RAW: Fast queries on JIT databases
Integrating and ingesting data into databases is quickly becoming a bottleneck in face of massive data as well as increasingly heterogeneous data formats. Queries, on the other hand, are often ad-hoc and supported by pre-cooked operators which are not adaptive enough to optimize access to data. As data formats and queries increasingly vary, there is a need to depart from the current status quo of static query processing primitives and build dynamic, fully adaptive architectures. Data virtualization, i.e, abstracting data out of its form and manipulating it regardless of the way it is stored or structured, is a promising step in the right direction. To offer unconditional data virtualization, however, a database engine must replace static parts like pre-loading data and using ``pre-cooked'' query operators. At the same time, users must be able to express data analysis processes in a query language of their own choice. I will present RAW, a query engine which reads data in its raw format and processes queries using adaptive, just-in-time operators. The key insight is use of virtualization and dynamic generation of operators. RAW's query engine is generated just-in-time; its caches and its query operators adapt to the current query and the workload, while also treating raw datasets as its native storage structures. Finally, RAW features a language which looks like SQL but is extended enough to support heterogeneous data models, and to which existing languages can be translated. I will demonstrate some innovative language features and show how one can achieve multiple tasks which would normally require more than one systems and heavy scripting through a few lines of SQL.

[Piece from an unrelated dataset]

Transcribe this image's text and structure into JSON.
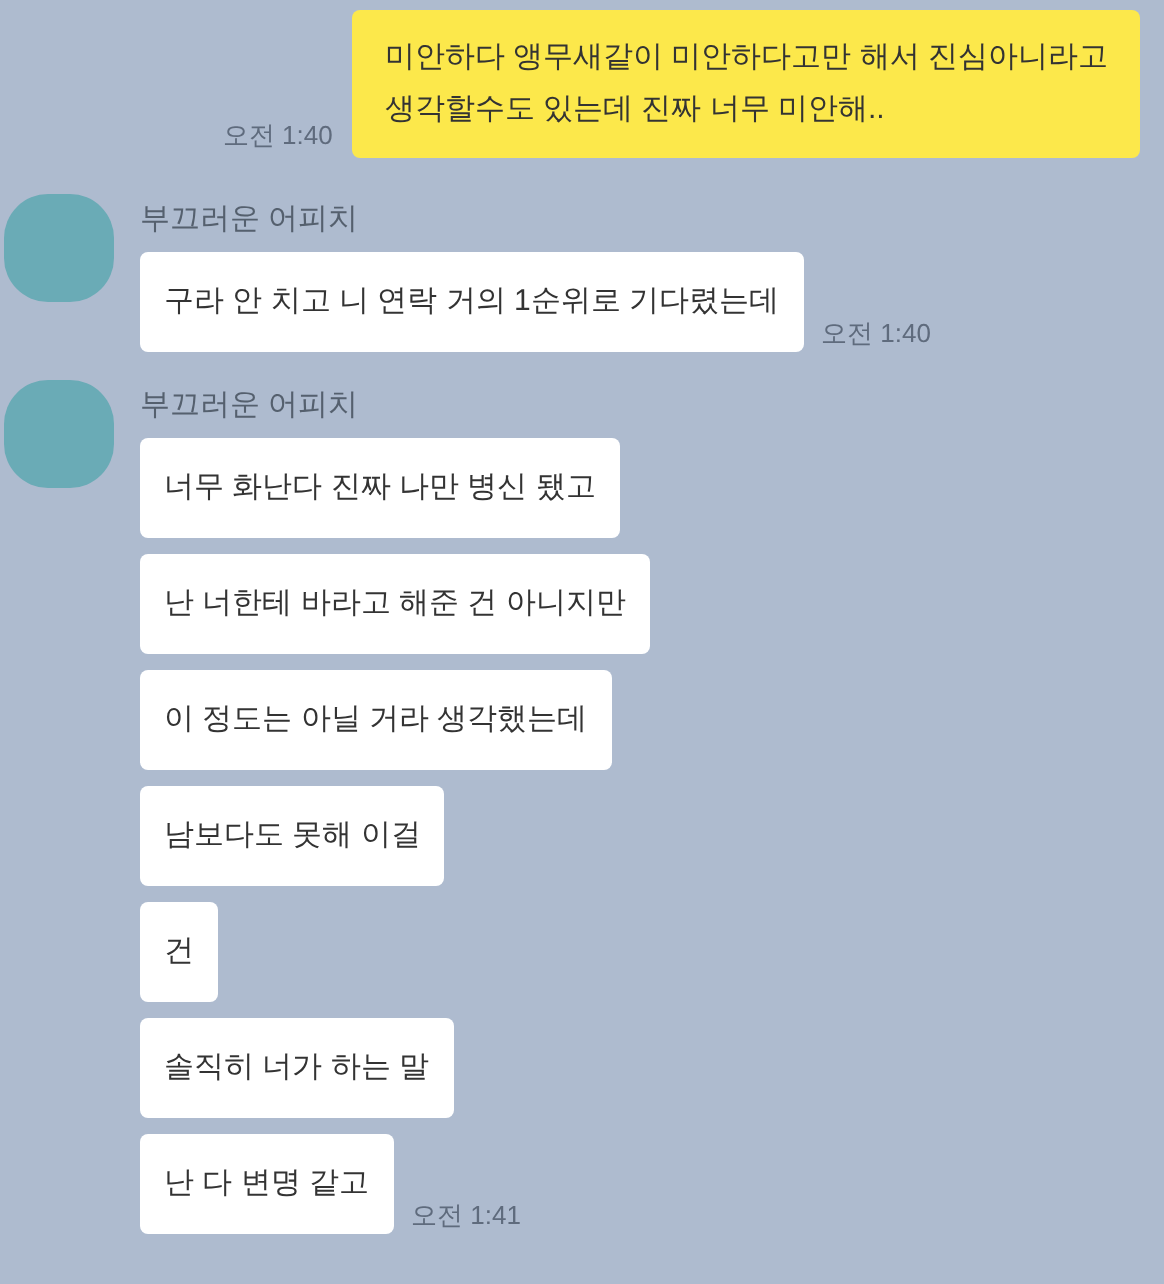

Professor and CEO, EPFL and RAW Labs
Anastasia Ailamaki is a Professor of Computer and Communication Sciences at the Ecole Polytechnique Federale de Lausanne (EPFL) in Switzerland. Her research interests are in data-intensive systems and applications, and in particular (a) in strengthening the interaction between the database software and emerging hardware and I/O devices, and (b) in automating data management to support computationally- demanding, data-intensive scientific applications. She has received an ERC Consolidator Award (2013), a Finmeccanica endowed chair from the Computer Science Department at Carnegie Mellon (2007), a European Young Investigator Award from the European Science Foundation (2007), an Alfred P. Sloan Research Fellowship (2005), eight best-paper awards in database, storage, and computer architecture conferences (2001-2012), and an NSF CAREER award (2002). She holds a Ph.D. in Computer Science from the University of Wisconsin-Madison in 2000. She is the vice chair of the ACM SIGMOD community, a senior member of the IEEE, and an ACM Fellow. She is a member of the Global Agenda Council for Data, Society and Development of the World Economic Forum.